Executives from each of the vaccine makers, along with executives from AstraZeneca and Novavax, testified before the House Committee on Energy and Commerce Subcommittee on Oversight and Investigations on Tuesday.

A fourth Covid-19 vaccine could become available in the US in April, when AstraZeneca could secure FDA authorization of its vaccine. Dr. Ruud Dobber, the executive vice president and president of AstraZeneca’s biopharmaceuticals business unit, said the company will immediately release 30 million doses upon authorization of the vaccine and up to 50 million doses by the end of April.

Pfizer had expected to deliver 30 to 40 million doses to the US by the end of 2020 but only hit the 40 million mark last week. Moderna had been projected to deliver 20 million doses to the US by the end of 2020 but fell short by a week. When asked on Tuesday why they didn’t deliver on time, executives for the companies said access to raw materials and manufacturing a product that had never been made before both contributed to the problem.

“We did initially experience some problems with the initial ramp up of our vaccine,” John Young, Pfizer’s chief business officer, said. “We particularly saw some rate-limiting steps for the raw materials,” Young added.

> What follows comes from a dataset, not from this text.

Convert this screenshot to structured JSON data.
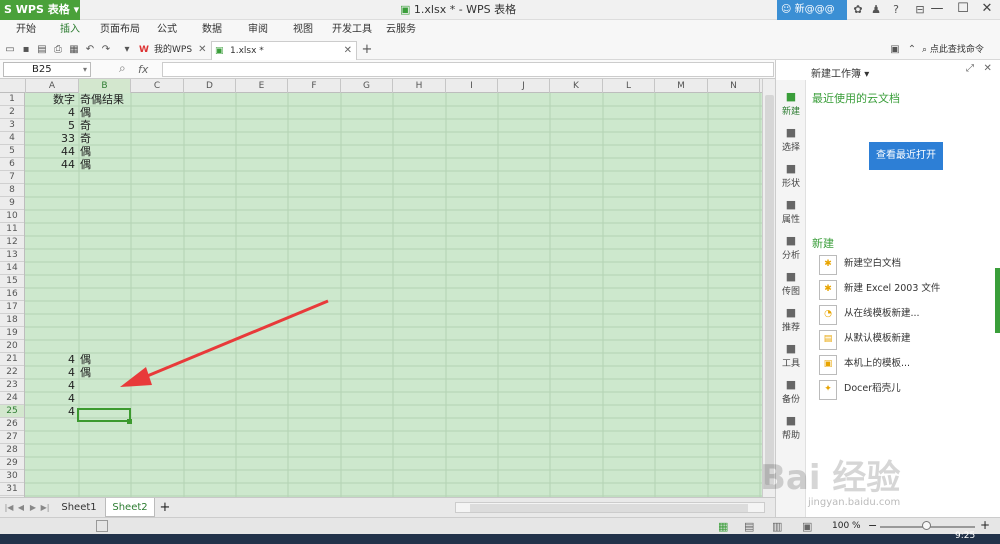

“We ultimately had never–when we were trying to make those estimates — manufactured at this scale, and so we had a lot to learn along the way,” Dr. Stephen Hoge, Moderna’s president, said. “As we look back, could we have maybe started earlier in that process and lining up all of the critical raw materials sooner, would we have been able to get there a little bit faster instead of first week of January, last week of December? It’s possible. Certainly hindsight, and that is 20-20 for us.”

The five drug companies have contracts with the US government to eventually provide 1.1 billion doses of vaccine, enough to fully vaccinate nearly 600 million people — close to twice the US population. Officials from the companies assured lawmakers they are on track to meet those commitments.

All five said they didn’t foresee any shortage of raw materials that could get in the way.

“At this point, we think we have the supplies and consumables we need,” Hoge said.

Moderna is seeking approval from the FDA to increase the number of doses in each of its Covid-19 vaccine vials from 10 to up to 15. When questioned about what the impact on the increase would be, Hoge said it “would accelerate delivery substantially” and decrease the demand for some critical, high-demand raw materials .

“Obviously, any gains — for instance, filling more doses in a vial — we will take,” Hoge said. “We need to get more doses more quickly into peoples’ arms.”

Beyond production and distribution, the executives addressed questions about protection, as new coronavirus variants spread.

“Adding a new strain to our vaccine is something we have experience with and are capable of doing very quickly,” John Trizzino, Novavax’s chief business and commercial officer, said.

Pfizer is looking at at a potential third-dose booster shot.

“We believe that there’s some emerging evidence where having higher antibody titers may well be protective even against new variant strains,” Young said. “We’re also in discussions with the FDA to potentially developing an upgraded vaccine against a new variant of concern, should it arise.”